Cypress Commands Reference

All Cypress cy.* commands with argument types, subject chaining and aliases.

Searchable Cypress cy.* command reference covering querying, actions, assertions, network interception, cookies, fixtures and aliases — with which yield a chainable subject.

What is the chained subject?

Most commands yield a subject (a DOM element, response or value) to the next command in the chain. cy.get yields elements, .its yields a property, and .then gives you the raw subject to work with imperatively.
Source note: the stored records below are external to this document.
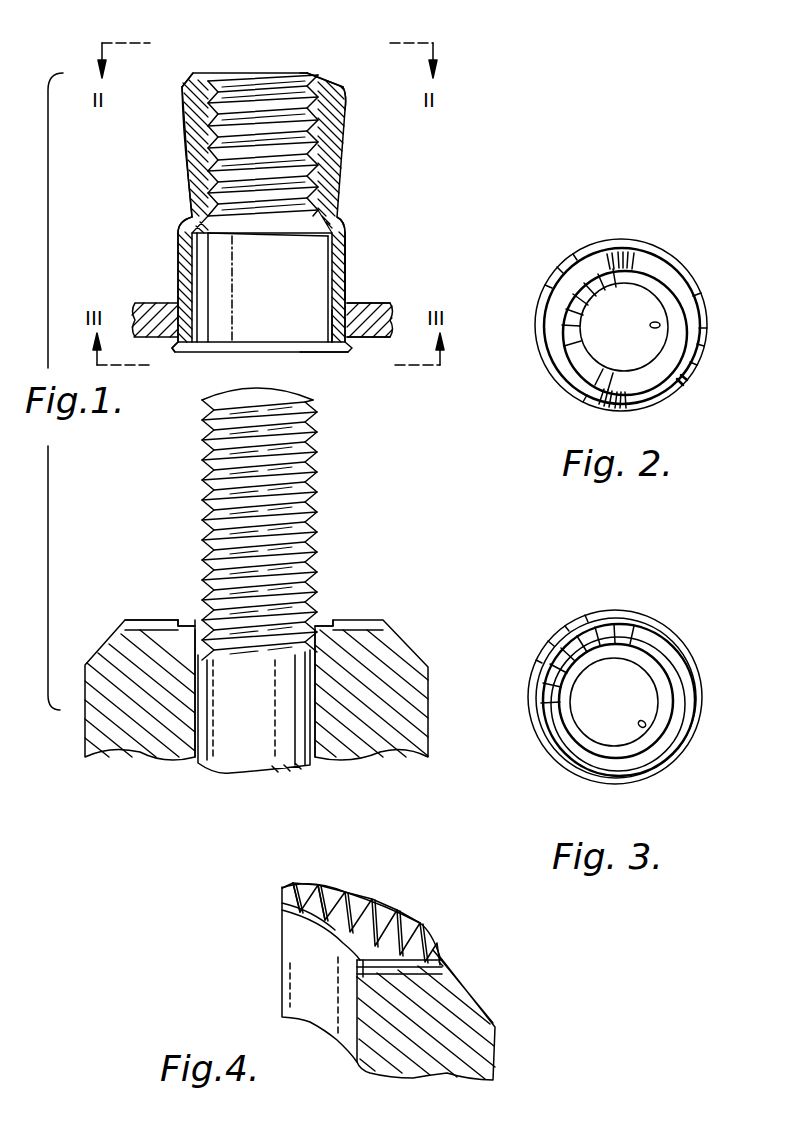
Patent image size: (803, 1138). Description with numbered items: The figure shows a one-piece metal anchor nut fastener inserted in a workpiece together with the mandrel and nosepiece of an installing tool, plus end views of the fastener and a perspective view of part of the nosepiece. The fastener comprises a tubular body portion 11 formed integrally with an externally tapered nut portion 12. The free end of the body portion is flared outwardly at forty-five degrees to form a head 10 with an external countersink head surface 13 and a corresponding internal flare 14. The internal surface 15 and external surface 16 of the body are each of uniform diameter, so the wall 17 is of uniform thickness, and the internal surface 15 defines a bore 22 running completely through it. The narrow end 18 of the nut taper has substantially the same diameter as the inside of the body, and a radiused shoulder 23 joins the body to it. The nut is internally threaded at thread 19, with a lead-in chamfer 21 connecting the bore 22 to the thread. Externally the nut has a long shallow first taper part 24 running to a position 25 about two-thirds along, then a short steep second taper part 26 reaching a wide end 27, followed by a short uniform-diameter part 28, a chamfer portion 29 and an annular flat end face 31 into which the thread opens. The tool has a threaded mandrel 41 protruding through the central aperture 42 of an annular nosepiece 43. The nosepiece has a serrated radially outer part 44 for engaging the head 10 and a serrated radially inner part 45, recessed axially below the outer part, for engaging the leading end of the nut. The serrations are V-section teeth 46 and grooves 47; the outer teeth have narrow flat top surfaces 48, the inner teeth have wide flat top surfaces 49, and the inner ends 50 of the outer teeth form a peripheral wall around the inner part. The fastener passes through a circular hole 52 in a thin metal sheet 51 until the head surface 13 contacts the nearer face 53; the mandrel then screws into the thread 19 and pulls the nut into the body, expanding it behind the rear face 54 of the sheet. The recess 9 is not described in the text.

In FIG. 3, the recess 9 is at (645, 728).
In FIG. 1, the head 10 is at (173, 352).
In FIG. 3, the head 10 is at (683, 683).
In FIG. 1, the tubular body portion 11 is at (178, 300).
In FIG. 1, the nut portion 12 is at (190, 177).
In FIG. 1, the external countersink head surface 13 is at (170, 342).
In FIG. 1, the internal flare 14 is at (330, 350).
In FIG. 3, the internal flare 14 is at (660, 665).
In FIG. 1, the internal surface 15 is at (330, 282).
In FIG. 1, the external surface 16 is at (347, 240).
In FIG. 1, the wall 17 is at (345, 268).
In FIG. 1, the narrow end 18 is at (343, 215).
In FIG. 1, the thread 19 is at (312, 165).
In FIG. 2, the thread 19 is at (660, 325).
In FIG. 1, the lead-in chamfer 21 is at (214, 233).
In FIG. 3, the lead-in chamfer 21 is at (632, 655).
In FIG. 1, the bore 22 is at (212, 248).
In FIG. 1, the shoulder 23 is at (182, 228).
In FIG. 1, the first taper part 24 is at (195, 192).
In FIG. 1, the wide end of shallow taper 25 is at (190, 125).
In FIG. 1, the second taper part 26 is at (185, 97).
In FIG. 1, the wide end of steep taper 27 is at (185, 82).
In FIG. 1, the uniform diameter part 28 is at (348, 92).
In FIG. 2, the uniform diameter part 28 is at (698, 368).
In FIG. 1, the chamfer portion 29 is at (345, 80).
In FIG. 2, the chamfer portion 29 is at (680, 272).
In FIG. 1, the end face 31 is at (330, 70).
In FIG. 2, the end face 31 is at (634, 262).
In FIG. 1, the threaded mandrel 41 is at (204, 498).
In FIG. 1, the central aperture 42 is at (205, 633).
In FIG. 1, the nosepiece 43 is at (152, 620).
In FIG. 4, the nosepiece 43 is at (425, 921).
In FIG. 1, the radially outer part 44 is at (135, 622).
In FIG. 4, the radially outer part 44 is at (370, 905).
In FIG. 1, the radially inner part 45 is at (188, 625).
In FIG. 4, the radially inner part 45 is at (380, 975).
In FIG. 4, the teeth 46 is at (335, 885).
In FIG. 4, the grooves 47 is at (297, 925).
In FIG. 4, the narrow flat top surfaces 48 is at (420, 952).
In FIG. 4, the wide flat top surfaces 49 is at (288, 925).
In FIG. 1, the inner ends of teeth 50 is at (330, 625).
In FIG. 4, the inner ends of teeth 50 is at (290, 915).
In FIG. 1, the metal sheet 51 is at (378, 315).
In FIG. 1, the hole 52 is at (330, 325).
In FIG. 1, the nearer face 53 is at (365, 340).
In FIG. 1, the rear face 54 is at (360, 305).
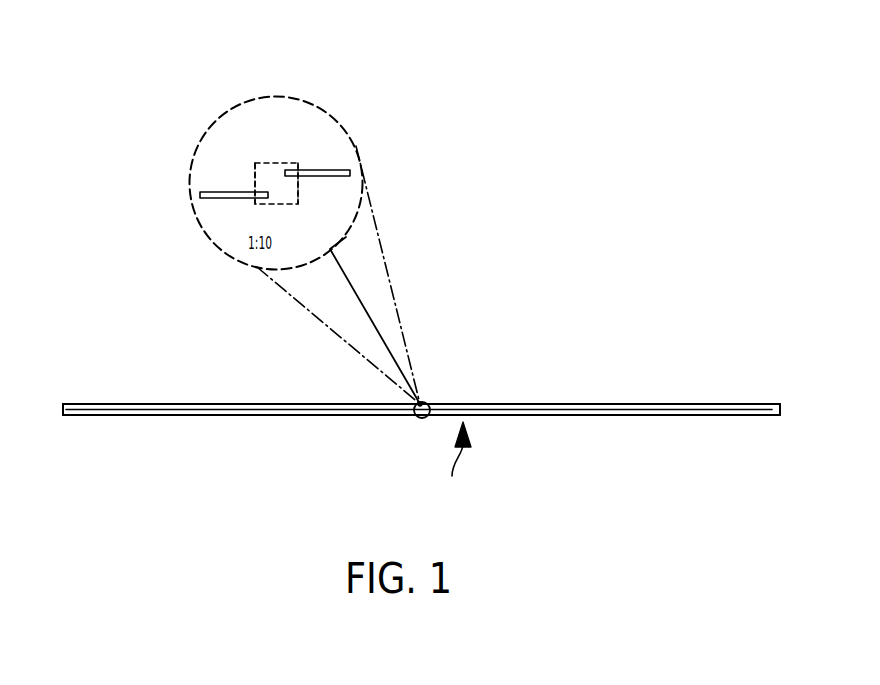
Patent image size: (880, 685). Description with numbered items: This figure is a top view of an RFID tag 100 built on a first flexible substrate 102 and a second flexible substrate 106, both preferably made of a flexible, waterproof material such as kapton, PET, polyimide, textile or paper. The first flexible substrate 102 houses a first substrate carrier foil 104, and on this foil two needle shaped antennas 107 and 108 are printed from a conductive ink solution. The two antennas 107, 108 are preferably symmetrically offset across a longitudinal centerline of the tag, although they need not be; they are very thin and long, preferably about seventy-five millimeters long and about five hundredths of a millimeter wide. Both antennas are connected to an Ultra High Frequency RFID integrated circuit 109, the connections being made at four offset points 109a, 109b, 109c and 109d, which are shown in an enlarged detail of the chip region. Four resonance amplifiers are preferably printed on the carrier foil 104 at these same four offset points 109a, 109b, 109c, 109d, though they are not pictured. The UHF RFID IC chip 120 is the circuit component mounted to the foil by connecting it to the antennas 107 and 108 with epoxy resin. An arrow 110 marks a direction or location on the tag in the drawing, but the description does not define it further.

Look up Cypress commands without the docs tab

Cypress drives the browser through chained cy.* commands that yield subjects to one another. This reference lists the common commands grouped by querying, actions, assertions, network and utilities, noting their arguments and whether they yield a chainable subject. It runs entirely in your browser.

How it works

A test reads as a chain: a query yields elements, actions operate on them, and .should() asserts with retry. Commands are asynchronous and enqueued, not run immediately, so you chain rather than store return values. cy.intercept aliased with .as() lets you wait on network calls:

cy.intercept("POST", "/api/login").as("login");
cy.get('[data-cy="email"]').type("[email protected]");
cy.get('[data-cy="submit"]').click();
cy.wait("@login").its("response.statusCode").should("eq", 200);
cy.contains("Welcome").should("be.visible");

Tips and examples

  • Prefer dedicated data-cy attributes for cy.get selectors so tests do not break when classes or copy change.
  • Chain .should() directly after a query so Cypress retries both together; avoid cy.wait(ms) with fixed delays.
  • Use .as("name") to alias elements, routes or fixtures, then reference them as @name to keep tests readable and avoid re-querying.
  • cy.fixture("user.json") loads test data from cypress/fixtures and pairs with cy.intercept(url, { fixture: "user.json" }) to stub responses.